The Southern landscape, renowned in literature as a backdrop for social relationships, comes to the fore in a new exhibition titled Through a Window of Paint: A Sampling of Southern Realistic Landscape Painters at Swan Coach House Gallery. The show concentrates on highly realistic paintings while including a variety of styles. With 28 works by 17 artists who live in Georgia, North Carolina, Florida, and Tennessee, the exhibit offers scenes ranging from an expansive estuary to a hallucinogenic tree.
Joe Remillard’s Secret Falls could be mistaken for a photograph if you stood far enough away from the large-scale oil-on-canvas painting. The Kennesaw State University art professor uses meticulous realism to depict a theatrical arena of rocks in a riverbed, with a boulder-strewn foreground and an algae-streaked cliff across the water. Variations in the rocks and a quiet drama—a hiker leaving the scene, a swimmer, and a black dog watching the hiker—provide shifting focal points.
North Carolina artist Rebecca Fagg’s painting Black Balsam stands out for its masterful treatment of light. Rain-laden clouds move across mountains covered with scrubby vegetation and sparse evergreens, discretely illuminating some patches of earth while shading others. The changing weather and transient light recall Thomas Cole’s panorama The Oxbow, which contrasts the wildness of nature with the pastoral environment created by man. Fagg’s painting is named for Black Balsam Bald, an area in the Pisgah National Forest which underwent extensive clear-cutting. Like Remillard’s Secret Falls, the scene could pass as a Western landscape, raising the question of what distinguishes a Southern setting.
Peggy Everett comes close to conveying the sublime in Interlude on St. Simons while using loose brushwork that calls attention to the paint. The oil on canvas, just completed in July 2010 from plein-air studies, is almost a nocturne, depicting a brooding coastal area during a break in a storm. For her dramatic cloudscapes, the St. Simons artist cites Russian landscape painter Fyodor Vasilyev as an influence. Another romantic work by Everett, Light Up My World, is tucked away in an office at the gallery.

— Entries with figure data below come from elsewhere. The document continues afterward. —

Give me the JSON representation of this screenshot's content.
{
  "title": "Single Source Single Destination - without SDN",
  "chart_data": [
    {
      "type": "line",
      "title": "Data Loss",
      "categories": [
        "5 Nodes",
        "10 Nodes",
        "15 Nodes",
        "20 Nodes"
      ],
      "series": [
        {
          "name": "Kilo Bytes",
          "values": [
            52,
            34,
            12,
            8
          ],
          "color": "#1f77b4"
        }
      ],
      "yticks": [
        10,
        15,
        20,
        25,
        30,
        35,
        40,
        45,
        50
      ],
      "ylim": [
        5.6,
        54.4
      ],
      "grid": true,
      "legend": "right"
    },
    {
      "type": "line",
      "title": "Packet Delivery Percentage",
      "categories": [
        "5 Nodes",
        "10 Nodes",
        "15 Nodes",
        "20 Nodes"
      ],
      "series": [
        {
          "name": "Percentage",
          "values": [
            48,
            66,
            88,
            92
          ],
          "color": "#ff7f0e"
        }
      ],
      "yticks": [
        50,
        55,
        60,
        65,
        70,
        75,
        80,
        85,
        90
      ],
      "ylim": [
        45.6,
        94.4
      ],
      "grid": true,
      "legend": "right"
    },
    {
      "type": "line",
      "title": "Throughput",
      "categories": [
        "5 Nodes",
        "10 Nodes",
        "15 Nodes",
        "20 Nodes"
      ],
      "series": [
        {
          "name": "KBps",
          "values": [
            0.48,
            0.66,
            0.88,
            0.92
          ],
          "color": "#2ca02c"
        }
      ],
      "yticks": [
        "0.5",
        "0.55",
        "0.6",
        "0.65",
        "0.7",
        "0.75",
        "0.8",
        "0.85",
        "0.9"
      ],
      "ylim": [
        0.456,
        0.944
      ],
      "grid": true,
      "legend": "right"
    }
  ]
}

By contrast Atlanta artist Silas Durant’s psychologically charged Into the Wilderness portrays wilderness as a wintry entanglement. Reflections of skeletal birch trees merge and overlap in a web-like pattern in a creek while the background is an impenetrable thicket shrouded in fog. Subdued colors enhance the melancholic mood of this closely cropped work.
Tennessee painter Edward Kellogg’s Tellico Creek is the most abstract work in the group, with phosphorescent greens, yellows, pinks, and blues that suggest the liveliness in nature. The colors recall Fauvism while the work retains the conventions of traditional landscape painting.
Although Through a Window of Paint offers nothing new, it is a worthy overview of a genre and can sharpen our take on the natural environment.
Through a Window of Paint: A Sampling of Southern Realistic Landscape Painters runs through October 2 at the Swan Coach House Gallery. The gallery will host an artists’ reception on Thursday, September 9, from 6-8PM.